La période actuelle a ceci de particulier que l'évolution de la situation militaro-politique dans le monde est absolument imprévisible. Les Etats-Unis continuent de moderniser leur potentiel nucléaire et ont les moyens de l'accroître rapidement, et cela dans un contexte où le problème de la conclusion avec la Russie de nouveaux accords juridiquement contraignants et contrôlés sur des réductions irréversibles des armements stratégiques offensifs est en fait radié de l'ordre du jour.

Les potentialités technologiques accumulées par les Etats-Unis et les résultats des tests réels de différents éléments de la défense antimissile confirment la possibilité de déployer à moyen terme un bouclier réduit parfaitement opérationnel dont il serait par la suite possible d'accroître constamment la densité.

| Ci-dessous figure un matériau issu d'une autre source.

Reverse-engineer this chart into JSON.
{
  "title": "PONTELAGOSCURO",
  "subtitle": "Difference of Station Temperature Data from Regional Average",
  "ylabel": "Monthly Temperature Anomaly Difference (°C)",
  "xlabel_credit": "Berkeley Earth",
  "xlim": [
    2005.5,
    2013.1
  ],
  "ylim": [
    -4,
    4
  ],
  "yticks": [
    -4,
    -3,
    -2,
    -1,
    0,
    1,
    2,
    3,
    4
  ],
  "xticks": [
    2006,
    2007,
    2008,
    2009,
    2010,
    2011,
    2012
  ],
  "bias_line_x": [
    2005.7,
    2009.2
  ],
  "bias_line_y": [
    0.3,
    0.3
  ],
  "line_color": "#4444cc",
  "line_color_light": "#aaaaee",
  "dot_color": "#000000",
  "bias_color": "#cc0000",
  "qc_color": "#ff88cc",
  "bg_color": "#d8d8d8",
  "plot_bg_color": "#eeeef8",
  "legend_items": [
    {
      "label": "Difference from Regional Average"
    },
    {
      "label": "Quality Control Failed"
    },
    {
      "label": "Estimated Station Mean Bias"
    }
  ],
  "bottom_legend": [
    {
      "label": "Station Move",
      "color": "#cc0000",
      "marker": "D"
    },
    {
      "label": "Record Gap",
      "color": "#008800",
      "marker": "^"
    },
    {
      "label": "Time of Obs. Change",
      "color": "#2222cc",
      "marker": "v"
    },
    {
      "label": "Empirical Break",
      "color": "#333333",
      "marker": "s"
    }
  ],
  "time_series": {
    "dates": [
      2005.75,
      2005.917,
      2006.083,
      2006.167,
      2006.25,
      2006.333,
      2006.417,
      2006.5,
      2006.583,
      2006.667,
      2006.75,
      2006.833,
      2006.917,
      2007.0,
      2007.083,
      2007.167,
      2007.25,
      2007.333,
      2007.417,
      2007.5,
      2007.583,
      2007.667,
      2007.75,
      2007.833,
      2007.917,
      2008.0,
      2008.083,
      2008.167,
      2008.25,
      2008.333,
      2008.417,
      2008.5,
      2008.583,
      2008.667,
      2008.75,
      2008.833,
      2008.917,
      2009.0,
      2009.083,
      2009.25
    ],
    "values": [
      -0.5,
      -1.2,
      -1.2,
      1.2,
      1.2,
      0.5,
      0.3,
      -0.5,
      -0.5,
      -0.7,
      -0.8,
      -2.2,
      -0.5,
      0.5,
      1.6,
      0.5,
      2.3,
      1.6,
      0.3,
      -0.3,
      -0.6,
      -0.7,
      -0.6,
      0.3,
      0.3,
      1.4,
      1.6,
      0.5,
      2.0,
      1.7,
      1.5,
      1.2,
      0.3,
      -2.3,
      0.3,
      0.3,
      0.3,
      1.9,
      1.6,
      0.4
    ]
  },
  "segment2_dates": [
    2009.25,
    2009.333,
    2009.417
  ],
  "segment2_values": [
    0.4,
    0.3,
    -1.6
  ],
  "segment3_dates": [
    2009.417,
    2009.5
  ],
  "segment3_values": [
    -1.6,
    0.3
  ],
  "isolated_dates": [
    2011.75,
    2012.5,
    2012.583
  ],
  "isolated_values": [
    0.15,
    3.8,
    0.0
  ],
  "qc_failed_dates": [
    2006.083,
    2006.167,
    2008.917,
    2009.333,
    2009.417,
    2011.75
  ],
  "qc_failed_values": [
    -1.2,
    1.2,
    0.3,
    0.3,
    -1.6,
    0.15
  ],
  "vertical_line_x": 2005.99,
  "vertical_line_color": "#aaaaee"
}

Partant de ce fait, la Russie n'a pas d'autre choix que de rester dans un avenir prévisible (pendant quinze à vingt ans au minimum) une superpuissance nucléaire. Ses derniers plans de développement des forces nucléaires stratégiques étaient conçus compte tenu de l'entrée en vigueur des accords START-2 et du maintien du Traité ABM et prévoyaient leur transformation en quelque chose d'analogue à la "triade" américaine privilégiant les composantes navale et aérienne au détriment du groupe d'ICBM (missiles balistiques intercontinentaux) terrestres.

Dans la nouvelle situation stratégique, il devient nécessaire de revoir sans délai les plans russes concernant le développement des forces nucléaires stratégiques de manière à prolonger au maximum la durée de vie du groupe terrestre d'ICBM et à renforcer le noyau de la partie navale de la "triade", de même que sa composante aérienne capable de remplir des missions nucléaires et non nucléaires. Du point de vue militaire et économique, il serait injustifié de garder les anciens plans élaborés pour une situation absolument différente.

On ne peut que supposer que toutes ces modifications ont déjà été apportées à la stratégie nucléaire nationale. Le ton assuré du Message du président russe à l'Assemblée parlementaire permet de croire que cela a bien été fait.

Le point de vue de l'auteur ne coïncide pas forcément avec celui de la rédaction.